Where psychology and psychiatry—and, indeed, all of the behavioral sciences—began to go wrong was when guilt and conscience began to be condemned.  In the 1940’s, the argument was that guilt and conscience forced people to take responsibility for feelings and events beyond their control.  This view was promoted heavily after World War II by Drs. Broch Chisholm, Ewen Cameron, and John Rawlings Reese, among others.  Then these ideas made their way into women’s magazines.  Women of the immediate postwar era were vulnerable to this logic and ready to accept it.  “Do you want to be a Hitler, a Mussolini?” psychologists challenged.  Nobody did.  So this effort to eradicate or at least soften guilt, sin, shame, and conscience during the 50’s and 60’s started to overturn 2,000 years of Judeo-Christian thought.

Suddenly, we were looking at guilt and conscience not as civilizing influences that reign in the baser instincts but as neuroses and psychosis.  Of course, troubled people would prefer to let a pill cure their troubles or at least help them to deal with their problems rather than take on the incredibly difficult task of applying religious principles.

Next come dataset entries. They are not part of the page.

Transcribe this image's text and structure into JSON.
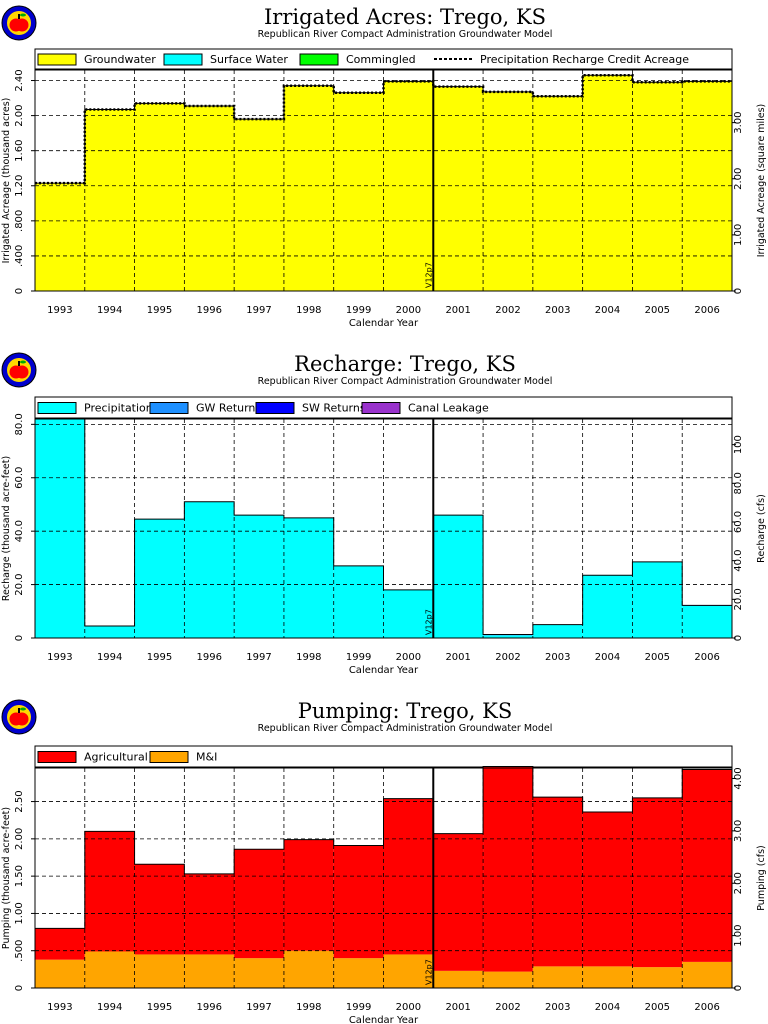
{
  "colors": {
    "groundwater": "#ffff00",
    "surface_water": "#00ffff",
    "commingled": "#00ff00",
    "precipitation": "#00ffff",
    "gw_returns": "#1e90ff",
    "sw_returns": "#0000ff",
    "canal_leakage": "#9932cc",
    "agricultural": "#ff0000",
    "mni": "#ffa500",
    "logo_ring": "#0000cd",
    "logo_inner": "#ffd700",
    "logo_apple": "#ff0000"
  },
  "chart_data": [
    {
      "type": "area",
      "title": "Irrigated Acres: Trego, KS",
      "subtitle": "Republican River Compact Administration Groundwater Model",
      "xlabel": "Calendar Year",
      "ylabel": "Irrigated Acreage (thousand acres)",
      "ylabel_right": "Irrigated Acreage (square miles)",
      "categories": [
        "1993",
        "1994",
        "1995",
        "1996",
        "1997",
        "1998",
        "1999",
        "2000",
        "2001",
        "2002",
        "2003",
        "2004",
        "2005",
        "2006"
      ],
      "ylim": [
        0,
        2.52
      ],
      "yticks": [
        0,
        0.4,
        0.8,
        1.2,
        1.6,
        2.0,
        2.4
      ],
      "yticklabels": [
        "0",
        ".400",
        ".800",
        "1.20",
        "1.60",
        "2.00",
        "2.40"
      ],
      "y2lim": [
        0,
        3.9375
      ],
      "y2ticks": [
        0,
        1.0,
        2.0,
        3.0
      ],
      "y2ticklabels": [
        "0",
        "1.00",
        "2.00",
        "3.00"
      ],
      "marker_label": "V12p7",
      "marker_after_index": 7,
      "legend": [
        "Groundwater",
        "Surface Water",
        "Commingled",
        "Precipitation Recharge Credit Acreage"
      ],
      "series": [
        {
          "name": "Groundwater",
          "values": [
            1.23,
            2.07,
            2.14,
            2.11,
            1.96,
            2.34,
            2.26,
            2.39,
            2.33,
            2.27,
            2.22,
            2.46,
            2.38,
            2.39
          ]
        },
        {
          "name": "Surface Water",
          "values": [
            0,
            0,
            0,
            0,
            0,
            0,
            0,
            0,
            0,
            0,
            0,
            0,
            0,
            0
          ]
        },
        {
          "name": "Commingled",
          "values": [
            0,
            0,
            0,
            0,
            0,
            0,
            0,
            0,
            0,
            0,
            0,
            0,
            0,
            0
          ]
        },
        {
          "name": "Precipitation Recharge Credit Acreage",
          "values": [
            1.23,
            2.07,
            2.14,
            2.11,
            1.96,
            2.34,
            2.26,
            2.39,
            2.33,
            2.27,
            2.22,
            2.46,
            2.38,
            2.39
          ]
        }
      ]
    },
    {
      "type": "area",
      "title": "Recharge: Trego, KS",
      "subtitle": "Republican River Compact Administration Groundwater Model",
      "xlabel": "Calendar Year",
      "ylabel": "Recharge (thousand acre-feet)",
      "ylabel_right": "Recharge (cfs)",
      "categories": [
        "1993",
        "1994",
        "1995",
        "1996",
        "1997",
        "1998",
        "1999",
        "2000",
        "2001",
        "2002",
        "2003",
        "2004",
        "2005",
        "2006"
      ],
      "ylim": [
        0,
        82
      ],
      "yticks": [
        0,
        20,
        40,
        60,
        80
      ],
      "yticklabels": [
        "0",
        "20.0",
        "40.0",
        "60.0",
        "80.0"
      ],
      "y2lim": [
        0,
        113.26
      ],
      "y2ticks": [
        0,
        20,
        40,
        60,
        80,
        100
      ],
      "y2ticklabels": [
        "0",
        "20.0",
        "40.0",
        "60.0",
        "80.0",
        "100"
      ],
      "marker_label": "V12p7",
      "marker_after_index": 7,
      "legend": [
        "Precipitation",
        "GW Returns",
        "SW Returns",
        "Canal Leakage"
      ],
      "series": [
        {
          "name": "Precipitation",
          "values": [
            82.0,
            4.5,
            44.5,
            51.0,
            46.0,
            45.0,
            27.0,
            18.0,
            46.0,
            1.0,
            5.0,
            23.5,
            28.5,
            12.0
          ]
        },
        {
          "name": "GW Returns",
          "values": [
            0,
            0,
            0,
            0,
            0,
            0,
            0,
            0,
            0,
            0.3,
            0,
            0,
            0,
            0.2
          ]
        },
        {
          "name": "SW Returns",
          "values": [
            0,
            0,
            0,
            0,
            0,
            0,
            0,
            0,
            0,
            0,
            0,
            0,
            0,
            0
          ]
        },
        {
          "name": "Canal Leakage",
          "values": [
            0,
            0,
            0,
            0,
            0,
            0,
            0,
            0,
            0,
            0,
            0,
            0,
            0,
            0
          ]
        }
      ]
    },
    {
      "type": "area",
      "title": "Pumping: Trego, KS",
      "subtitle": "Republican River Compact Administration Groundwater Model",
      "xlabel": "Calendar Year",
      "ylabel": "Pumping (thousand acre-feet)",
      "ylabel_right": "Pumping (cfs)",
      "categories": [
        "1993",
        "1994",
        "1995",
        "1996",
        "1997",
        "1998",
        "1999",
        "2000",
        "2001",
        "2002",
        "2003",
        "2004",
        "2005",
        "2006"
      ],
      "ylim": [
        0,
        2.95
      ],
      "yticks": [
        0,
        0.5,
        1.0,
        1.5,
        2.0,
        2.5
      ],
      "yticklabels": [
        "0",
        ".500",
        "1.00",
        "1.50",
        "2.00",
        "2.50"
      ],
      "y2lim": [
        0,
        4.2
      ],
      "y2ticks": [
        0,
        1.0,
        2.0,
        3.0,
        4.0
      ],
      "y2ticklabels": [
        "0",
        "1.00",
        "2.00",
        "3.00",
        "4.00"
      ],
      "marker_label": "V12p7",
      "marker_after_index": 7,
      "legend": [
        "Agricultural",
        "M&I"
      ],
      "series": [
        {
          "name": "M&I",
          "values": [
            0.38,
            0.49,
            0.45,
            0.45,
            0.4,
            0.5,
            0.4,
            0.45,
            0.23,
            0.22,
            0.29,
            0.29,
            0.28,
            0.35
          ]
        },
        {
          "name": "Agricultural",
          "values": [
            0.42,
            1.61,
            1.21,
            1.08,
            1.46,
            1.49,
            1.51,
            2.09,
            1.84,
            2.75,
            2.27,
            2.07,
            2.27,
            2.58
          ]
        }
      ]
    }
  ]
}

To save his own life, a person with homosexual tendencies should learn not to practice his behaviors at all.  Ever.  That is easy to say, of course, but not easy to do.  The person who is hypercritical and without patience, whose gut reaction is to cut down anyone who gets in his way or annoys him, should learn to stop his tongue, to say nothing, to think something else every time, period.  Again, easy to say, not easy to do.  But that is what Christianity demands.  The Sermon on the Mount sets out this principle repeatedly.  Better to lose one of your limbs, Jesus said, than to cast your soul into hell.

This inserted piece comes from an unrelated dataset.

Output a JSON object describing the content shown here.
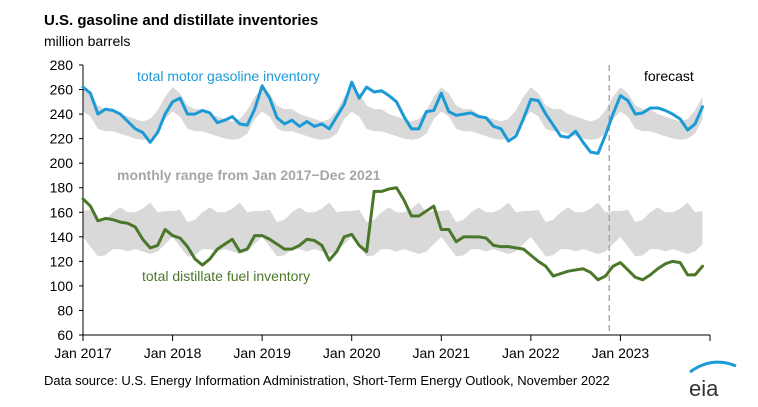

Any psychologist will admit that, once the behaviors mentioned above become habits, they will quickly become ritual obsessions, wreck your life, destroy any enjoyment that you may otherwise have—and you cannot fix that with a pill, with electroshock, or with psychotherapy.

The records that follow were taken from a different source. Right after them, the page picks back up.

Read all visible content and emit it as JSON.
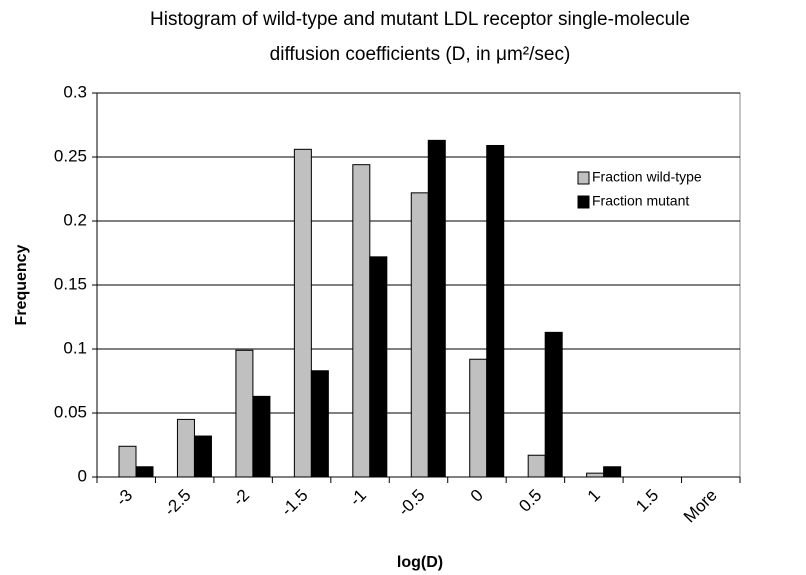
{
  "chart_data": {
    "type": "bar",
    "title": [
      "Histogram of wild-type and mutant LDL receptor single-molecule",
      "diffusion coefficients (D, in μm²/sec)"
    ],
    "x_label": "log(D)",
    "y_label": "Frequency",
    "categories": [
      "-3",
      "-2.5",
      "-2",
      "-1.5",
      "-1",
      "-0.5",
      "0",
      "0.5",
      "1",
      "1.5",
      "More"
    ],
    "series": [
      {
        "name": "Fraction wild-type",
        "color": "#c0c0c0",
        "values": [
          0.024,
          0.045,
          0.099,
          0.256,
          0.244,
          0.222,
          0.092,
          0.017,
          0.003,
          0,
          0
        ]
      },
      {
        "name": "Fraction mutant",
        "color": "#000000",
        "values": [
          0.008,
          0.032,
          0.063,
          0.083,
          0.172,
          0.263,
          0.259,
          0.113,
          0.008,
          0,
          0
        ]
      }
    ],
    "ylim": [
      0,
      0.3
    ],
    "yticks": [
      0,
      0.05,
      0.1,
      0.15,
      0.2,
      0.25,
      0.3
    ],
    "grid": true,
    "legend": "upper right"
  }
}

I never claimed that all people who take psychiatric drugs go berserk.  I wrote that angry persons who take antidepressants often lose impulse control.  Does that mean murder?  No.  But it may mean throwing the pan of oatmeal boiling over on the stove right through the window, or smashing the computer keyboard because you hit a wrong key.  Many adults who are prescribed antidepressants for migraine headaches and other problems have had such reactions and are too embarrassed by these behaviors to tell their doctors.  Some simply stop taking the pills, citing the excuse that “I just didn’t feel good.”  But what about kids, who lack impulse control anyway?  They aren’t going to make the connection between out-of-character behavior and normal teenage impulses.

I find it troubling that Dr. Parsons should applaud the fact that so many mentally ill people have been discharged from hospitals now that psychiatric medications have allowed them to “function” in society.  Is that why we have thousands of rapists, murderers, pedophiles, and folks with criminal records as long as your arm running amok?

We are dealing with a problem of perspective.  Side effects such as weight gain do not compare, in any way, with such side effects as loss of impulse control, and pills and psychotherapy cannot take the place of character, integrity, and conscience.